Spinach on the left, carrot on the right:
After researching dying with avocado skin and pits, I had expected a pale pink colour to appear in my saucepan. I had scrubbed the avocado shells and pits beforehand to ensure no sneaky bits of green crept in and cancelled out the pink. Yet, the combination of boiling both shells and pits at the same time, rather than in separate batches, resulted in a cool toned grey blue.
With the slight disappointments of the avocado, beetroot and spinach all to one side, next is the onion and blueberry dyes. Shockingly, the red onion peelings created a dark, musty brown with green undertones and the blueberry created a beautiful, deep purple/blue shade.
Initially I envisioned the record sleeves having a tie-dyed background (created using natural dyes) to mimic vintage band t-shirts from the 1970s etc. Even though most of my dyes were muted tones, I experimented with tie-dying a few pieces of material in the onion and blueberry dyes. As seen in the samples below, parts of the samples were successful; however, if I were to attempt the tie-dye again, I would use a smaller tool to create the spiral (for this experiment, I used a fork as the centre point to twirl the fabric -it had worked when I was tie-dying larger t-shirts a few months ago).

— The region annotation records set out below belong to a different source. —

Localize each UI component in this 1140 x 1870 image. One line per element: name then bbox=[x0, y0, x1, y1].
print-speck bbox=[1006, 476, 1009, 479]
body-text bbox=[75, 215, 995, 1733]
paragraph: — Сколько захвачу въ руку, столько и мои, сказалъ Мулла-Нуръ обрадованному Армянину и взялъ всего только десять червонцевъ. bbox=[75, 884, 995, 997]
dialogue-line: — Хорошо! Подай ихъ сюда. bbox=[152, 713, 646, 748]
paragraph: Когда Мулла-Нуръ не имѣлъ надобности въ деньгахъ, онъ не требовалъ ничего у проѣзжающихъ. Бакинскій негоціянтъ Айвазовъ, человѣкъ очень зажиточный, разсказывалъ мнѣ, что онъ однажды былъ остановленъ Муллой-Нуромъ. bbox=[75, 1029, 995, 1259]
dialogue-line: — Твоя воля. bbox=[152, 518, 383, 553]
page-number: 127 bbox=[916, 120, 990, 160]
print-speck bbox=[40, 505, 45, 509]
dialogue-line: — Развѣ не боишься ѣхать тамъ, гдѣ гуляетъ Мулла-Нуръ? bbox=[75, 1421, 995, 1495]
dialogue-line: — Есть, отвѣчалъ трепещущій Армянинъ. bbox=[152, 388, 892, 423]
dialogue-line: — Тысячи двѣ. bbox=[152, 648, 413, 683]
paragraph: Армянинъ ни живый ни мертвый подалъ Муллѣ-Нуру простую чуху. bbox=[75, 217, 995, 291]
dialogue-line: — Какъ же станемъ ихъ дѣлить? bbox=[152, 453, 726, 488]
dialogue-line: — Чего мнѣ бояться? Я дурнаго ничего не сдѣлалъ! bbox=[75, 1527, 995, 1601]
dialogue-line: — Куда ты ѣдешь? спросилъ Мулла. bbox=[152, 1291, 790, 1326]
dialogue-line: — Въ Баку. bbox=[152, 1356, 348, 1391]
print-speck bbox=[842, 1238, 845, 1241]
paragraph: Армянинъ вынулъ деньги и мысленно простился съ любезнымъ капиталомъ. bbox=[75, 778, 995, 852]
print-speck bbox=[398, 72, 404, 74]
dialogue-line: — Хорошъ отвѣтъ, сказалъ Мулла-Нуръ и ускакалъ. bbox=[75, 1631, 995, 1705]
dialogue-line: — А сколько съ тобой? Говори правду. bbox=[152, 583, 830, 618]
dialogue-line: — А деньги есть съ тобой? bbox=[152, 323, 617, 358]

Onion and orange tie-dye on thin white corduroy:
Last one left on the washing line is the orange dye, with its last-minute transformation:
Orange before (left) and after (right):
After a rather pale test sample from the orange dye pot, with little colour difference to the original canvas material, I made the last-minute decision to add ground turmeric. Despite not technically being a ‘food waste product’, we already had several tubs of it on the spice rack next to the stove and it created this wonderful, rich shade of golden yellow/orange. Adding the turmeric saved the batch of orange dye from being useless and bland.
(Side note: I used my scanner to document the samples because the lighting showed the true colours of the samples better than my camera under the warm toned lightbulb in my room/studio)
Next on the agenda is sketching designs inspired by different albums and then choosing a corresponding dye colour for the record sleeve.